Specialist manufacturers in the highways industry could be fighting for their survival as work is indefinitely postponed due to the state of the public sector finances, Highways understands.
An industry association raised fears that companies will go to the wall due to short-term thinking in the sector, saying that workloads have dropped in the third quarter by up to 60%.
A spokesperson from the Vehicle Restraint Manufacturing Association (VRMA) said the quarter 'had been a disaster for our members and we have no certainty about what will happen next in quarter four'.
He highlighted that members of the association had seen contracts being deferred or suspended but with no fixed dates for restarting.
'It is the most serious situation I have seen since 2008-2010. It is affecting both maintenance work and the new contracts. One member said the contracts they had on their books this quarter have all been suspended. We would like to get clarification on the pipeline.

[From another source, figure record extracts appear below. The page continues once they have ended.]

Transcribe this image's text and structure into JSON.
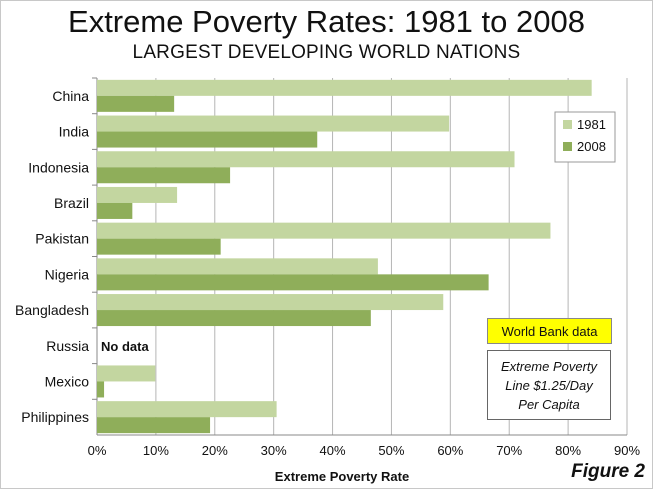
{
  "header": {
    "title": "Extreme Poverty Rates: 1981 to 2008",
    "subtitle": "LARGEST DEVELOPING WORLD NATIONS"
  },
  "chart_data": {
    "type": "bar",
    "orientation": "horizontal",
    "categories": [
      "China",
      "India",
      "Indonesia",
      "Brazil",
      "Pakistan",
      "Nigeria",
      "Bangladesh",
      "Russia",
      "Mexico",
      "Philippines"
    ],
    "series": [
      {
        "name": "1981",
        "color": "#c3d6a0",
        "values": [
          84.0,
          59.8,
          70.9,
          13.6,
          77.0,
          47.7,
          58.8,
          null,
          9.9,
          30.5
        ]
      },
      {
        "name": "2008",
        "color": "#8fae5a",
        "values": [
          13.1,
          37.4,
          22.6,
          6.0,
          21.0,
          66.5,
          46.5,
          null,
          1.2,
          19.2
        ]
      }
    ],
    "xlabel": "Extreme Poverty Rate",
    "xlim": [
      0,
      90
    ],
    "xticks": [
      "0%",
      "10%",
      "20%",
      "30%",
      "40%",
      "50%",
      "60%",
      "70%",
      "80%",
      "90%"
    ],
    "gridlines": true,
    "legend_position": "top-right",
    "annotations": {
      "no_data": "No data"
    }
  },
  "annotations": {
    "source_badge": "World Bank data",
    "note_lines": [
      "Extreme Poverty",
      "Line $1.25/Day",
      "Per Capita"
    ],
    "figure_label": "Figure 2"
  },
  "colors": {
    "grid": "#b5b5b5",
    "axis": "#888888",
    "badge": "#ffff00"
  }
}
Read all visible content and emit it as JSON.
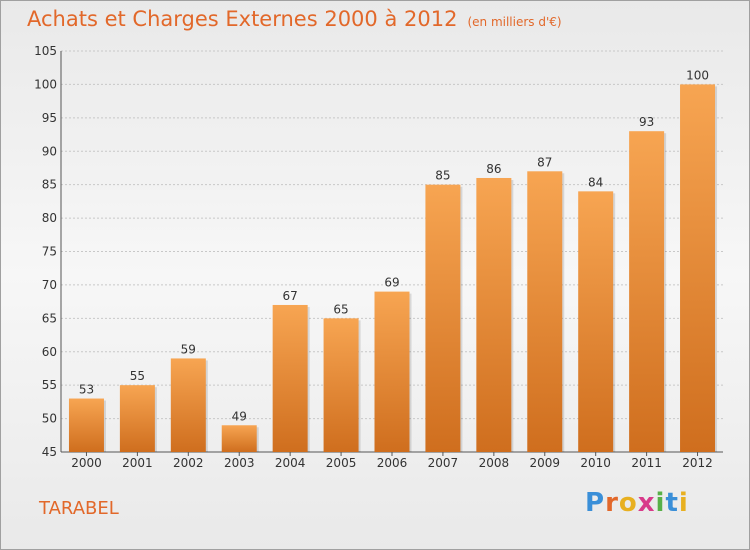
{
  "title": "Achats et Charges Externes 2000 à 2012",
  "unit": "(en milliers d'€)",
  "commune": "TARABEL",
  "brand": {
    "letters": [
      "P",
      "r",
      "o",
      "x",
      "i",
      "t",
      "i"
    ],
    "colors": [
      "#3a8fd8",
      "#e2682a",
      "#e8b020",
      "#d83a8a",
      "#58b048",
      "#3a8fd8",
      "#e8b020"
    ]
  },
  "colors": {
    "accent": "#e2682a",
    "bar_top": "#f7a552",
    "bar_bottom": "#cf6e1e"
  },
  "chart_data": {
    "type": "bar",
    "categories": [
      "2000",
      "2001",
      "2002",
      "2003",
      "2004",
      "2005",
      "2006",
      "2007",
      "2008",
      "2009",
      "2010",
      "2011",
      "2012"
    ],
    "values": [
      53,
      55,
      59,
      49,
      67,
      65,
      69,
      85,
      86,
      87,
      84,
      93,
      100
    ],
    "ylim": [
      45,
      105
    ],
    "yticks": [
      45,
      50,
      55,
      60,
      65,
      70,
      75,
      80,
      85,
      90,
      95,
      100,
      105
    ],
    "grid": true,
    "data_labels": true
  }
}
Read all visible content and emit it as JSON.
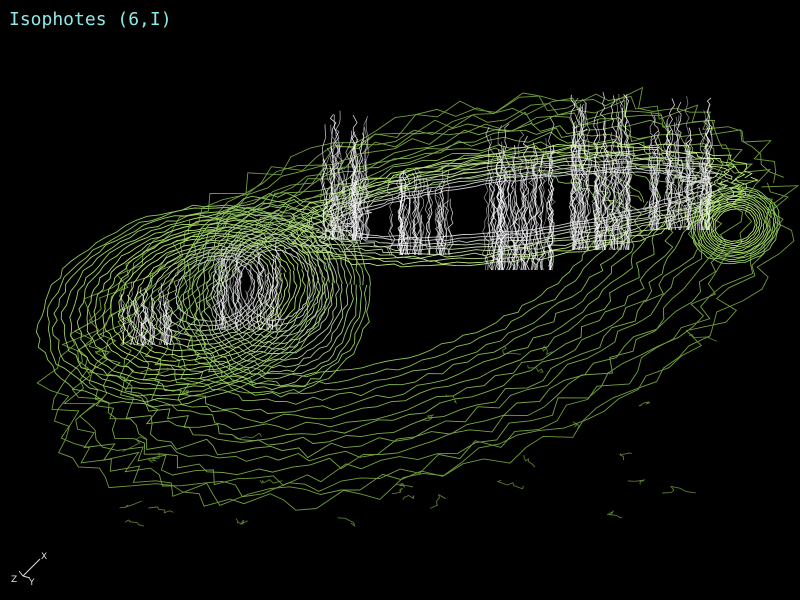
{
  "viewport": {
    "title": "Isophotes (6,I)",
    "background": "#000000",
    "title_color": "#8fe8e8"
  },
  "render": {
    "style": "isophote contour lines",
    "colors": {
      "outer": "#6f9a3a",
      "mid": "#8ec85a",
      "bright": "#b8e870",
      "inner": "#c8c8d0",
      "peak": "#ffffff"
    }
  },
  "axes": {
    "x_label": "X",
    "y_label": "Y",
    "z_label": "Z",
    "color": "#e0e0e0"
  }
}
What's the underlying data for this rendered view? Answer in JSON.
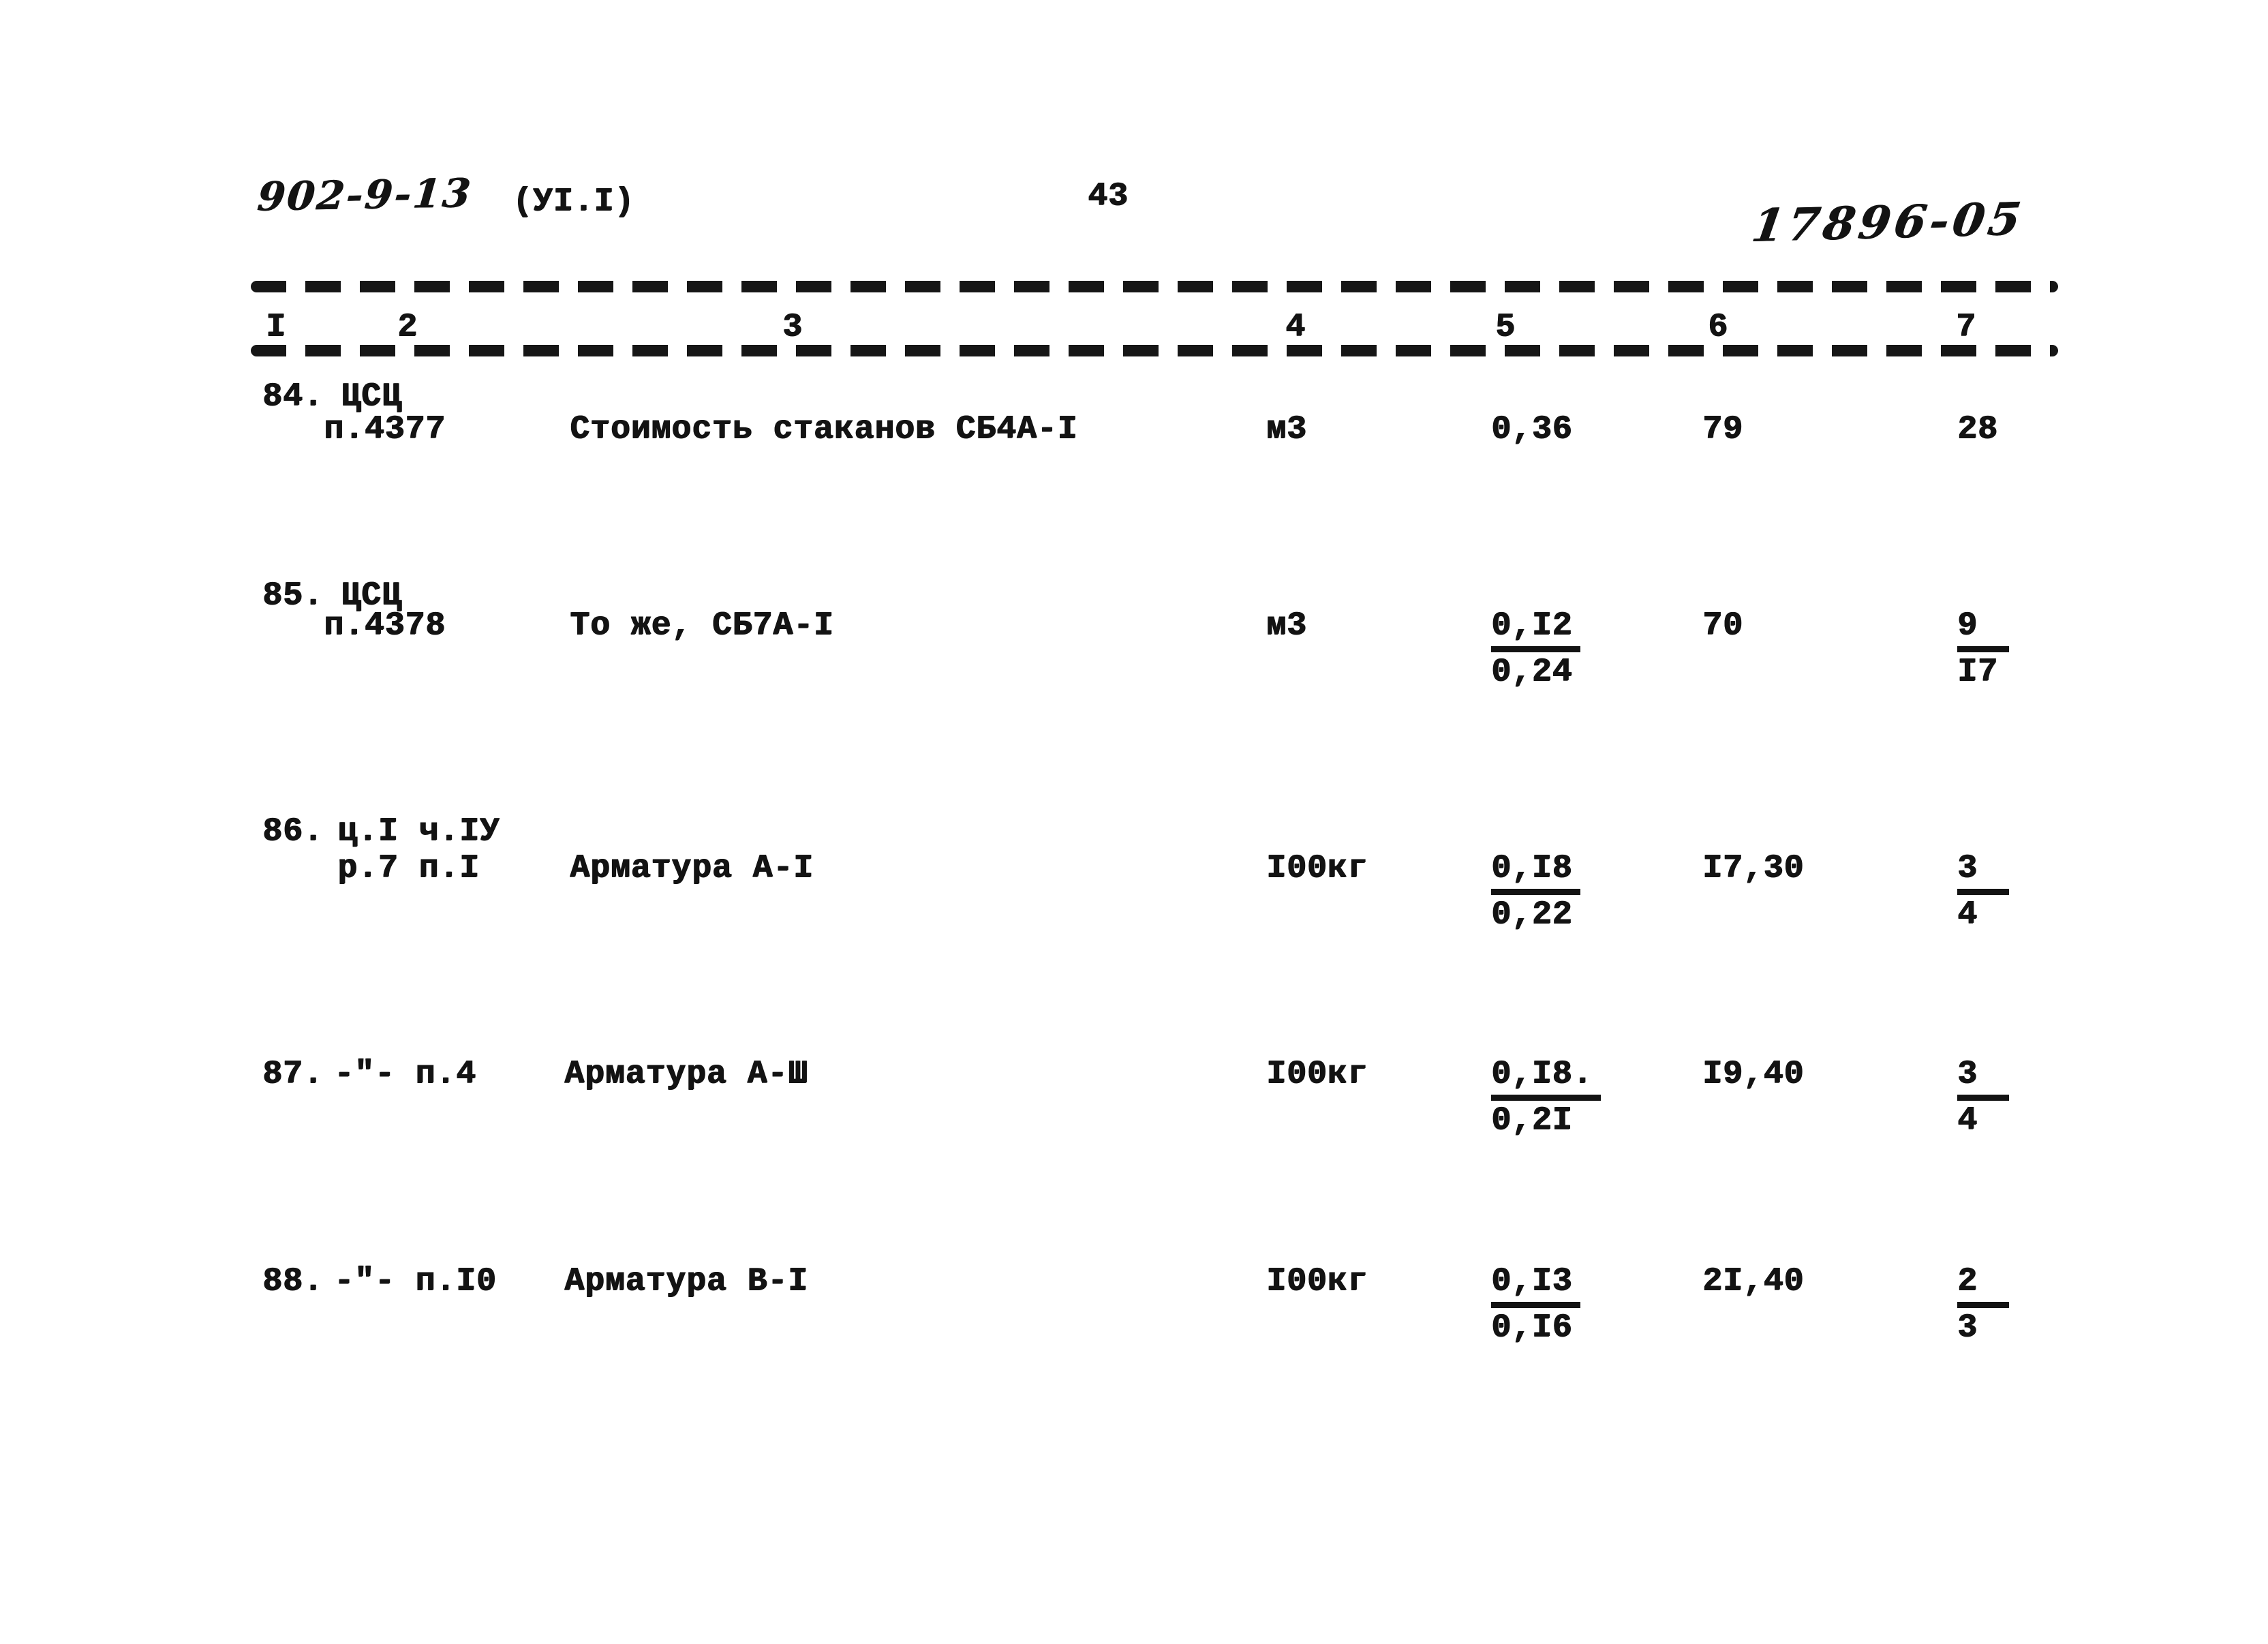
{
  "page_header": {
    "doc_code": "902-9-13",
    "volume": "(УI.I)",
    "page_number": "43",
    "handwritten_code": "17896-05"
  },
  "table": {
    "column_numbers": [
      "I",
      "2",
      "3",
      "4",
      "5",
      "6",
      "7"
    ],
    "rows": [
      {
        "num": "84.",
        "ref_line1": "ЦСЦ",
        "ref_line2": "п.4377",
        "name": "Стоимость стаканов СБ4А-I",
        "unit": "м3",
        "qty": {
          "num": "0,36",
          "den": ""
        },
        "unit_price": "79",
        "total": {
          "num": "28",
          "den": ""
        }
      },
      {
        "num": "85.",
        "ref_line1": "ЦСЦ",
        "ref_line2": "п.4378",
        "name": "То же, СБ7А-I",
        "unit": "м3",
        "qty": {
          "num": "0,I2",
          "den": "0,24"
        },
        "unit_price": "70",
        "total": {
          "num": "9",
          "den": "I7"
        }
      },
      {
        "num": "86.",
        "ref_line1": "ц.I ч.IУ",
        "ref_line2": "р.7 п.I",
        "name": "Арматура А-I",
        "unit": "I00кг",
        "qty": {
          "num": "0,I8",
          "den": "0,22"
        },
        "unit_price": "I7,30",
        "total": {
          "num": "3",
          "den": "4"
        }
      },
      {
        "num": "87.",
        "ref_line1": "-\"- п.4",
        "ref_line2": "",
        "name": "Арматура А-Ш",
        "unit": "I00кг",
        "qty": {
          "num": "0,I8.",
          "den": "0,2I"
        },
        "unit_price": "I9,40",
        "total": {
          "num": "3",
          "den": "4"
        }
      },
      {
        "num": "88.",
        "ref_line1": "-\"- п.I0",
        "ref_line2": "",
        "name": "Арматура В-I",
        "unit": "I00кг",
        "qty": {
          "num": "0,I3",
          "den": "0,I6"
        },
        "unit_price": "2I,40",
        "total": {
          "num": "2",
          "den": "3"
        }
      }
    ]
  }
}
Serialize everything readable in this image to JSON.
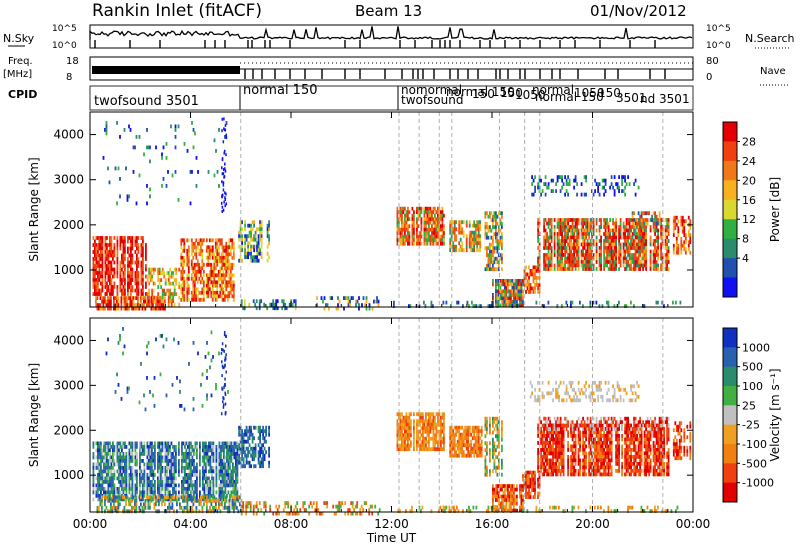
{
  "header": {
    "station": "Rankin Inlet (fitACF)",
    "beam": "Beam 13",
    "date": "01/Nov/2012"
  },
  "summary_panels": {
    "nsky": {
      "left_label": "N.Sky",
      "right_label": "N.Search",
      "left_ticks": [
        "10^5",
        "10^0"
      ],
      "right_ticks": [
        "10^5",
        "10^0"
      ]
    },
    "freq": {
      "left_label": "Freq.",
      "left_unit": "[MHz]",
      "right_label": "Nave",
      "left_ticks": [
        "18",
        "8"
      ],
      "right_ticks": [
        "80",
        "0"
      ]
    },
    "cpid": {
      "label": "CPID",
      "segments": [
        "twofsound 3501",
        "normal 150",
        "nor",
        "twofsound",
        "normal",
        "normal 150",
        "150",
        "150",
        "1050",
        "normal",
        "normal 150",
        "1050",
        "150",
        "3501",
        "nd 3501"
      ]
    }
  },
  "chart_data": [
    {
      "type": "heatmap",
      "name": "power",
      "ylabel": "Slant Range [km]",
      "xlabel": "",
      "x_ticks": [
        "00:00",
        "04:00",
        "08:00",
        "12:00",
        "16:00",
        "20:00",
        "00:00"
      ],
      "y_ticks": [
        1000,
        2000,
        3000,
        4000
      ],
      "ylim": [
        180,
        4500
      ],
      "xlim_hours": [
        0,
        24
      ],
      "colorbar": {
        "label": "Power [dB]",
        "ticks": [
          "28",
          "24",
          "20",
          "16",
          "12",
          "8",
          "4"
        ],
        "colors": [
          "#e40000",
          "#f04010",
          "#f07818",
          "#f8b020",
          "#d8d830",
          "#30b040",
          "#2a8c6c",
          "#2050b0",
          "#1010f0"
        ]
      }
    },
    {
      "type": "heatmap",
      "name": "velocity",
      "ylabel": "Slant Range [km]",
      "xlabel": "Time UT",
      "x_ticks": [
        "00:00",
        "04:00",
        "08:00",
        "12:00",
        "16:00",
        "20:00",
        "00:00"
      ],
      "y_ticks": [
        1000,
        2000,
        3000,
        4000
      ],
      "ylim": [
        180,
        4500
      ],
      "xlim_hours": [
        0,
        24
      ],
      "colorbar": {
        "label": "Velocity [m s⁻¹]",
        "ticks": [
          "1000",
          "500",
          "100",
          "25",
          "-25",
          "-100",
          "-500",
          "-1000"
        ],
        "colors": [
          "#1030c0",
          "#2a60b0",
          "#2a8c6c",
          "#40b040",
          "#c0c0c0",
          "#f0a020",
          "#f08010",
          "#f04010",
          "#e00000"
        ]
      }
    }
  ],
  "colors": {
    "low_power": "#1010f0",
    "high_power": "#e40000",
    "separator": "#b0b0b0"
  }
}
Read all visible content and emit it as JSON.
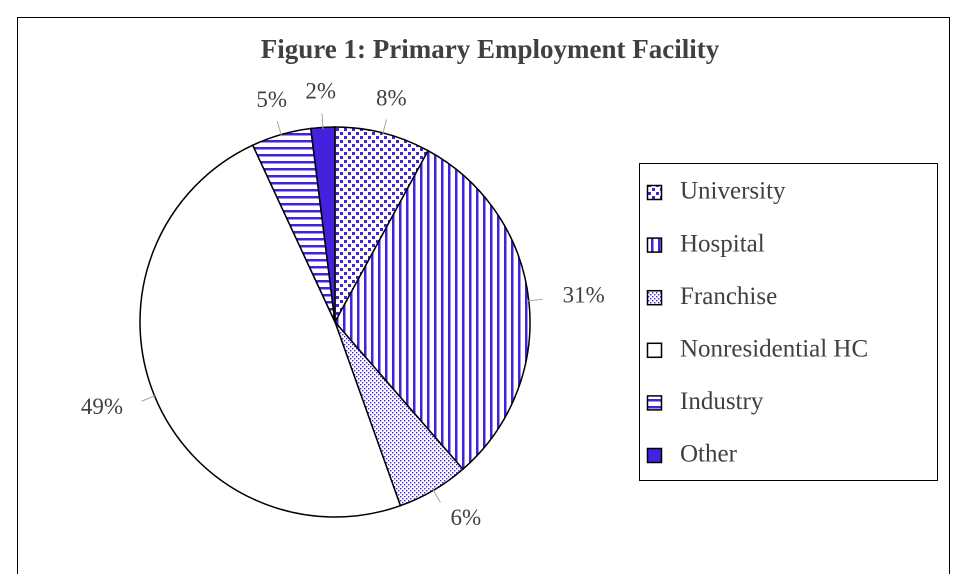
{
  "chart_data": {
    "type": "pie",
    "title": "Figure 1: Primary Employment Facility",
    "categories": [
      "University",
      "Hospital",
      "Franchise",
      "Nonresidential HC",
      "Industry",
      "Other"
    ],
    "values": [
      8,
      31,
      6,
      49,
      5,
      2
    ],
    "value_labels": [
      "8%",
      "31%",
      "6%",
      "49%",
      "5%",
      "2%"
    ],
    "color": "#4422dd",
    "patterns": [
      "checker",
      "vertical",
      "dots",
      "none",
      "horizontal",
      "solid"
    ],
    "legend": "right"
  }
}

'We are told things will be rolled forward but there is no clarification of what that means. Supposedly National Highways has secure funding. If there is a rescheduling it should affect the future plans, not the short-term work. You can't expect companies to turn the tap off, they will struggle to survive.'
National Highways is currently formalising the next road investment strategy (RIS 3 2025-2030). It has previously fallen behind on both RIS 2 and RIS 1. A large tranche of work from RIS 2 is likely to be moved over into the next road investment period.
'If they [National Highways] had delivered the work they promised there would not be a problem,' the VRMA spokesperson said.